Privatisierte Entwicklungshilfe

Bundesregierung baut mit »Entwicklungsschatzbriefen« auf private Anleger

  • Hermannus Pfeiffer
  • Lesedauer: 2 Min.
Der liberale Minister Dirk Niebel baut auf private Anleger. Sie sollen ihr Geld in Entwicklungshilfe investieren. Privat angekurbelt, könnte Deutschland mit diesem neuen Finanzprodukt endlich seinen internationalen Verpflichtungen nachkommen.

Der erste »Entwicklungsschatzbrief« soll 2012 auf den Markt kommen, zunächst versuchsweise. Gesucht werden dafür Gutmenschen. Der Schatzbrief soll nämlich einerseits an einen guten Zweck gebunden, anderseits aber auch renditefrei sein. Das neue Finanzprodukt, so FDP-Politiker Niebel, »richtet sich an Menschen, die nicht spenden wollen, also ihr Geld wiederhaben wollen, aber nicht auf die Rendite schielen«. Zinsen soll es daher für die Sparer keine geben.
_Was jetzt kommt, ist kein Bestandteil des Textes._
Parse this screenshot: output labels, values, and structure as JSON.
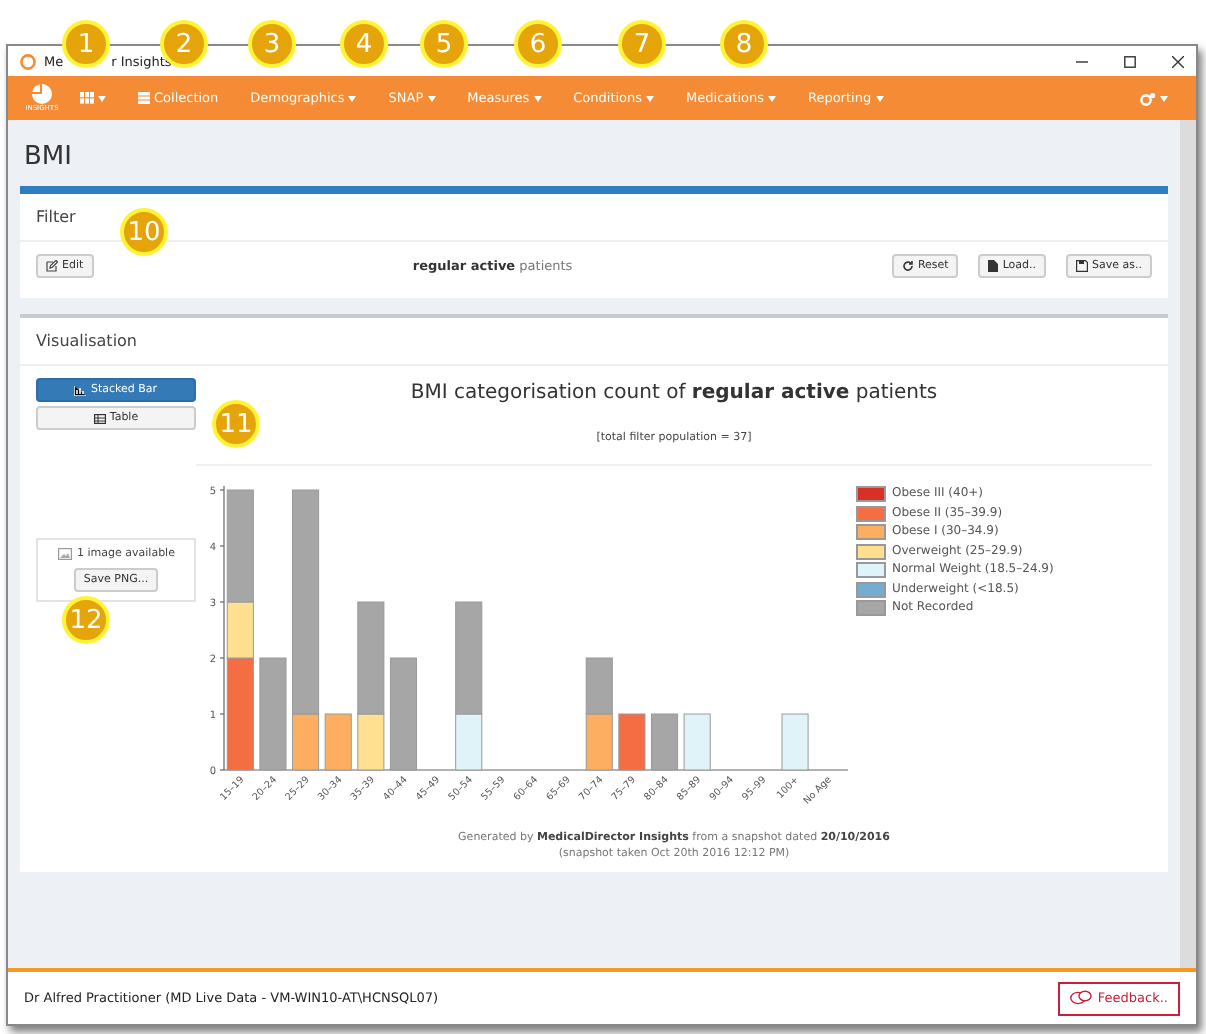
{
  "window": {
    "title_parts": [
      "Me",
      "r Insights"
    ]
  },
  "nav": {
    "logo_label": "INSIGHTS",
    "items": [
      {
        "kind": "grid"
      },
      {
        "kind": "collection",
        "label": "Collection"
      },
      {
        "kind": "menu",
        "label": "Demographics"
      },
      {
        "kind": "menu",
        "label": "SNAP"
      },
      {
        "kind": "menu",
        "label": "Measures"
      },
      {
        "kind": "menu",
        "label": "Conditions"
      },
      {
        "kind": "menu",
        "label": "Medications"
      },
      {
        "kind": "menu",
        "label": "Reporting"
      }
    ]
  },
  "page_title": "BMI",
  "filter": {
    "title": "Filter",
    "edit": "Edit",
    "summary": "**regular active** patients",
    "buttons": [
      {
        "kind": "reset",
        "label": "Reset"
      },
      {
        "kind": "load",
        "label": "Load.."
      },
      {
        "kind": "save",
        "label": "Save as.."
      }
    ]
  },
  "visualisation": {
    "title": "Visualisation",
    "views": [
      {
        "kind": "bar",
        "label": "Stacked Bar",
        "selected": true
      },
      {
        "kind": "table",
        "label": "Table",
        "selected": false
      }
    ],
    "images_available": "1 image available",
    "save_png": "Save PNG...",
    "chart_title": "BMI categorisation count of **regular active** patients",
    "population": "[total filter population = 37]",
    "chart_data": {
      "type": "bar",
      "stacked": true,
      "categories": [
        "15–19",
        "20–24",
        "25–29",
        "30–34",
        "35–39",
        "40–44",
        "45–49",
        "50–54",
        "55–59",
        "60–64",
        "65–69",
        "70–74",
        "75–79",
        "80–84",
        "85–89",
        "90–94",
        "95–99",
        "100+",
        "No Age"
      ],
      "yticks": [
        0,
        1,
        2,
        3,
        4,
        5
      ],
      "ylim": [
        0,
        5
      ],
      "series": [
        {
          "name": "Obese III (40+)",
          "color": "#d73027",
          "values": [
            0,
            0,
            0,
            0,
            0,
            0,
            0,
            0,
            0,
            0,
            0,
            0,
            0,
            0,
            0,
            0,
            0,
            0,
            0
          ]
        },
        {
          "name": "Obese II (35–39.9)",
          "color": "#f46d43",
          "values": [
            2,
            0,
            0,
            0,
            0,
            0,
            0,
            0,
            0,
            0,
            0,
            0,
            1,
            0,
            0,
            0,
            0,
            0,
            0
          ]
        },
        {
          "name": "Obese I (30–34.9)",
          "color": "#fdae61",
          "values": [
            0,
            0,
            1,
            1,
            0,
            0,
            0,
            0,
            0,
            0,
            0,
            1,
            0,
            0,
            0,
            0,
            0,
            0,
            0
          ]
        },
        {
          "name": "Overweight (25–29.9)",
          "color": "#fee090",
          "values": [
            1,
            0,
            0,
            0,
            1,
            0,
            0,
            0,
            0,
            0,
            0,
            0,
            0,
            0,
            0,
            0,
            0,
            0,
            0
          ]
        },
        {
          "name": "Normal Weight (18.5–24.9)",
          "color": "#e0f3f8",
          "values": [
            0,
            0,
            0,
            0,
            0,
            0,
            0,
            1,
            0,
            0,
            0,
            0,
            0,
            0,
            1,
            0,
            0,
            1,
            0
          ]
        },
        {
          "name": "Underweight (<18.5)",
          "color": "#74add1",
          "values": [
            0,
            0,
            0,
            0,
            0,
            0,
            0,
            0,
            0,
            0,
            0,
            0,
            0,
            0,
            0,
            0,
            0,
            0,
            0
          ]
        },
        {
          "name": "Not Recorded",
          "color": "#a6a6a6",
          "values": [
            2,
            2,
            4,
            0,
            2,
            2,
            0,
            2,
            0,
            0,
            0,
            1,
            0,
            1,
            0,
            0,
            0,
            0,
            0
          ]
        }
      ]
    },
    "generated": "Generated by **MedicalDirector Insights** from a snapshot dated **20/10/2016**",
    "snapshot": "(snapshot taken Oct 20th 2016 12:12 PM)"
  },
  "status_bar": {
    "user": "Dr Alfred Practitioner (MD Live Data - VM-WIN10-AT\\HCNSQL07)",
    "feedback": "Feedback.."
  },
  "callouts": [
    "1",
    "2",
    "3",
    "4",
    "5",
    "6",
    "7",
    "8",
    "10",
    "11",
    "12"
  ]
}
In Niebels Ministerium denkt man lediglich an einen Inflationsausgleich.

Die Privatisierung soll keine Eintagsfliege bleiben. »Mit einem solchen Entwicklungsschatzbrief für Privatanleger soll – bei entsprechender Resonanz – eine neue, eigenständige Finanzierungsquelle für die Entwicklungszusammenarbeit erschlossen werden«, heißt es in dem Eckpunktepapier der schwarz-gelben Bundesregierung zum Bundesetat 2012. Der Verzicht der Sparer auf eine Rendite würde dem Bund helfen, Zinsen einzusparen. Der »Gewinn« könnte dem Entwicklungshilferessort zugeschlagen werden, heißt es in den Eckpunkten.

Mit der Entwicklung des Schatzbriefes wurde die Finanzagentur des Bundes in Frankfurt am Main beauftragt. Die Agentur, eine privatwirtschaftliche »Gesellschaft mit beschränkter Haftung«, kurz GmbH, wickelt die Verschuldung des Bundes ab. Sie wird in diesem Jahr etwa 300 Milliarden Euro neue Verbindlichkeiten für die Bundesregierung aufnehmen und damit vor allem Altkredite und auslaufende Schatzbriefe tilgen.

Hinter dem Versuch, neue Finanzquellen zu erschließen, stehen alte internationale Verpflichtungen, die Deutschland ebenso wie die meisten Industriestaaten bislang nicht erfüllt. Zudem haben sich die großen Staaten in der EU verpflichtet, bis 2015 für Entwicklungshilfe 0,7 Prozent ihres Bruttoinlandsproduktes (BIP) auszugeben. Kanzlerin Merkel hatte erst kürzlich dieses Ziel bekräftigt. Angesichts knapper öffentlicher Kassen und der 2009 im Grundgesetz verankerten Schuldenbremse scheint diese »ODA-Quote« jedoch in weite Ferne zu rücken. Um die 0,7 Prozent zu erreichen, müsste Niebels Etat um zehn Milliarden Euro aufgestockt werden. »Deswegen«, erklärte der Minister in einem Interview, »bemühe ich mich um innovative Finanzierungsinst-rumente«.

Noch eine weitere Quelle außerhalb des ordentlichen Bundesetats will Niebel anzapfen, das seit Januar eingerichtete Sondervermögen »Energie- und Klimafonds«. Die Betreiber von Atomkraftwerken sollen zukünftig in den Fonds einen Teil ihrer Extraprofite einzahlen, die aus der Laufzeitverlängerung von AKW entstehen. Zudem sollen ab 2013 Erlöse aus der Versteigerung von Emissionszertifikaten in den Fonds fließen, mit denen sich die Industrie Ausstoßmengen von Treibhausgasen kauft.

Niebels Idee, einen Teil der eigentlich staatlichen Entwicklungshilfe privat zu finanzieren, dürfte das Bild der Bundesrepublik im Ausland schönen. Bislang erhalten neben Ägypten und Afghanistan, die

aufstrebenden Länder Brasilien, China und Indien die meisten Mittel aus dem Entwicklungshilfetopf ausgeschüttet. Auch das will Niebel ändern.